The landscape that is the subject of this dialogue is the 20 km area around the Fukushima nuclear plant in Japan. This is the compulsory exclusion zone that was established by the Japanese government in 2011 as a radioactive safety perimeter, after the earthquake that shook the north-east of the country. This measure, still in place today, involved the evacuation of hundreds of thousands of people from their homes. Thus, in addition to the "natural" disaster (which had dramatic consequences, causing the deaths of 16,000 people), there was also a "technological" disaster, given the proximity of the nuclear plant, and the possibility that the effects of radioactivity on the ecosystem and the population may prove more harmful than the actual earthquake. Three years on from the accident, we will be "visiting" the Fukushima obligatory exclusion zone and we will observe the techno-genic landscape with thoughtful reflections from the fields of geology, ecology and biomedicine, history and culture. It will be an opportunity to remember and to discuss questions such as whether the region’s seismic nature should have made the nuclear accident foreseeable, and whether the accidents at Chernobyl and Fukushima are comparable. In our attempts to distinguish between "natural" and technological" damage, we might ask whether the radioactive ecosystem could be a contemporary contradiction that is following its own "natural" evolution.

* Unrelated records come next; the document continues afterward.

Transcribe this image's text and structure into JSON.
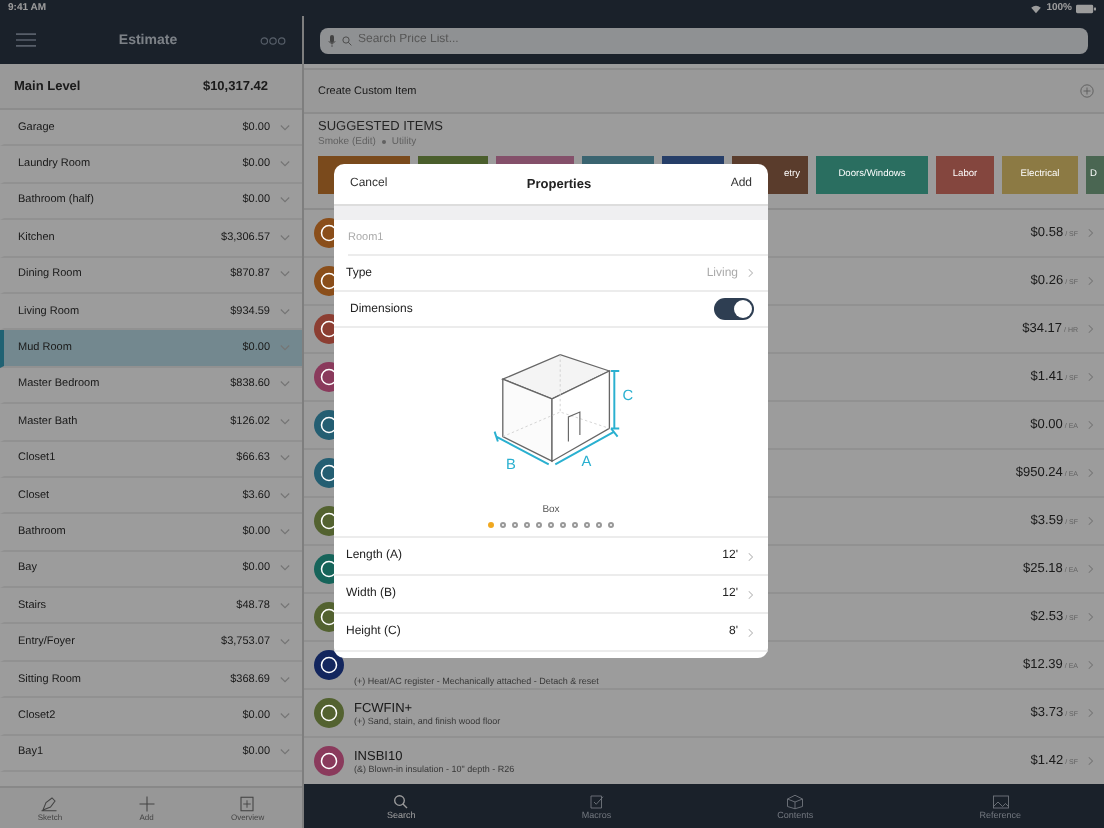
{
  "status_bar": {
    "time": "9:41 AM",
    "battery": "100%"
  },
  "sidebar": {
    "title": "Estimate",
    "summary": {
      "label": "Main Level",
      "total": "$10,317.42"
    },
    "rooms": [
      {
        "name": "Garage",
        "total": "$0.00",
        "selected": false
      },
      {
        "name": "Laundry Room",
        "total": "$0.00",
        "selected": false
      },
      {
        "name": "Bathroom (half)",
        "total": "$0.00",
        "selected": false
      },
      {
        "name": "Kitchen",
        "total": "$3,306.57",
        "selected": false
      },
      {
        "name": "Dining Room",
        "total": "$870.87",
        "selected": false
      },
      {
        "name": "Living Room",
        "total": "$934.59",
        "selected": false
      },
      {
        "name": "Mud Room",
        "total": "$0.00",
        "selected": true
      },
      {
        "name": "Master Bedroom",
        "total": "$838.60",
        "selected": false
      },
      {
        "name": "Master Bath",
        "total": "$126.02",
        "selected": false
      },
      {
        "name": "Closet1",
        "total": "$66.63",
        "selected": false
      },
      {
        "name": "Closet",
        "total": "$3.60",
        "selected": false
      },
      {
        "name": "Bathroom",
        "total": "$0.00",
        "selected": false
      },
      {
        "name": "Bay",
        "total": "$0.00",
        "selected": false
      },
      {
        "name": "Stairs",
        "total": "$48.78",
        "selected": false
      },
      {
        "name": "Entry/Foyer",
        "total": "$3,753.07",
        "selected": false
      },
      {
        "name": "Sitting Room",
        "total": "$368.69",
        "selected": false
      },
      {
        "name": "Closet2",
        "total": "$0.00",
        "selected": false
      },
      {
        "name": "Bay1",
        "total": "$0.00",
        "selected": false
      }
    ],
    "tabs": [
      {
        "label": "Sketch",
        "kind": "sketch"
      },
      {
        "label": "Add",
        "kind": "add"
      },
      {
        "label": "Overview",
        "kind": "overview"
      }
    ]
  },
  "search": {
    "placeholder": "Search Price List..."
  },
  "create_custom_item": "Create Custom Item",
  "suggested": {
    "title": "SUGGESTED ITEMS",
    "breadcrumb": [
      "Smoke (Edit)",
      "Utility"
    ],
    "categories": [
      {
        "color": "#7a4a1c"
      },
      {
        "color": "#4a5e2c"
      },
      {
        "color": "#84506a"
      },
      {
        "color": "#3a6470"
      },
      {
        "color": "#263e68"
      },
      {
        "label": "etry",
        "color": "#5a3c2c"
      },
      {
        "label": "Doors/Windows",
        "color": "#2a6e60"
      },
      {
        "label": "Labor",
        "color": "#84463e"
      },
      {
        "label": "Electrical",
        "color": "#8c7a44"
      },
      {
        "label": "D",
        "color": "#4a6652"
      }
    ]
  },
  "items": [
    {
      "price": "$0.58",
      "unit": "/ SF",
      "color": "#8a4e1a"
    },
    {
      "price": "$0.26",
      "unit": "/ SF",
      "color": "#8a4e1a"
    },
    {
      "price": "$34.17",
      "unit": "/ HR",
      "color": "#8c3e32"
    },
    {
      "price": "$1.41",
      "unit": "/ SF",
      "color": "#8a3a5c"
    },
    {
      "price": "$0.00",
      "unit": "/ EA",
      "color": "#245e72"
    },
    {
      "price": "$950.24",
      "unit": "/ EA",
      "color": "#245e72"
    },
    {
      "price": "$3.59",
      "unit": "/ SF",
      "color": "#536230"
    },
    {
      "price": "$25.18",
      "unit": "/ EA",
      "color": "#16645a"
    },
    {
      "price": "$2.53",
      "unit": "/ SF",
      "color": "#536230"
    },
    {
      "description": "(+) Heat/AC register - Mechanically attached - Detach & reset",
      "price": "$12.39",
      "unit": "/ EA",
      "color": "#13265e"
    },
    {
      "code": "FCWFIN+",
      "description": "(+) Sand, stain, and finish wood floor",
      "price": "$3.73",
      "unit": "/ SF",
      "color": "#536230"
    },
    {
      "code": "INSBI10",
      "description": "(&) Blown-in insulation - 10\" depth - R26",
      "price": "$1.42",
      "unit": "/ SF",
      "color": "#8a3a5c"
    }
  ],
  "tab_bar": [
    {
      "label": "Search",
      "kind": "search",
      "selected": true
    },
    {
      "label": "Macros",
      "kind": "macros",
      "selected": false
    },
    {
      "label": "Contents",
      "kind": "contents",
      "selected": false
    },
    {
      "label": "Reference",
      "kind": "reference",
      "selected": false
    }
  ],
  "modal": {
    "cancel": "Cancel",
    "title": "Properties",
    "add": "Add",
    "name_placeholder": "Room1",
    "type": {
      "label": "Type",
      "value": "Living"
    },
    "dimensions": {
      "label": "Dimensions",
      "on": true
    },
    "diagram_labels": [
      "A",
      "B",
      "C"
    ],
    "shape": {
      "caption": "Box",
      "pages": [
        {
          "selected": true
        },
        {
          "selected": false
        },
        {
          "selected": false
        },
        {
          "selected": false
        },
        {
          "selected": false
        },
        {
          "selected": false
        },
        {
          "selected": false
        },
        {
          "selected": false
        },
        {
          "selected": false
        },
        {
          "selected": false
        },
        {
          "selected": false
        }
      ]
    },
    "measurements": [
      {
        "label": "Length (A)",
        "value": "12'"
      },
      {
        "label": "Width (B)",
        "value": "12'"
      },
      {
        "label": "Height (C)",
        "value": "8'"
      }
    ]
  }
}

Seismic landscape: tectonics in Japan
María José Jurado. Institute of Earth Sciences Jaume Almera (ICTJA, CSIC)
Human landscape: the pain and grief of the catastrophe
Yoshihira Hioki. The Bamboo School, an intercultural and inclusive education program, organised by Casa Asia
Nuclear landscape: radioactive ecosystems
Eduard Rodríguez-Farré. Barcelona Biomedical Research Institute (IIBB, CSIC)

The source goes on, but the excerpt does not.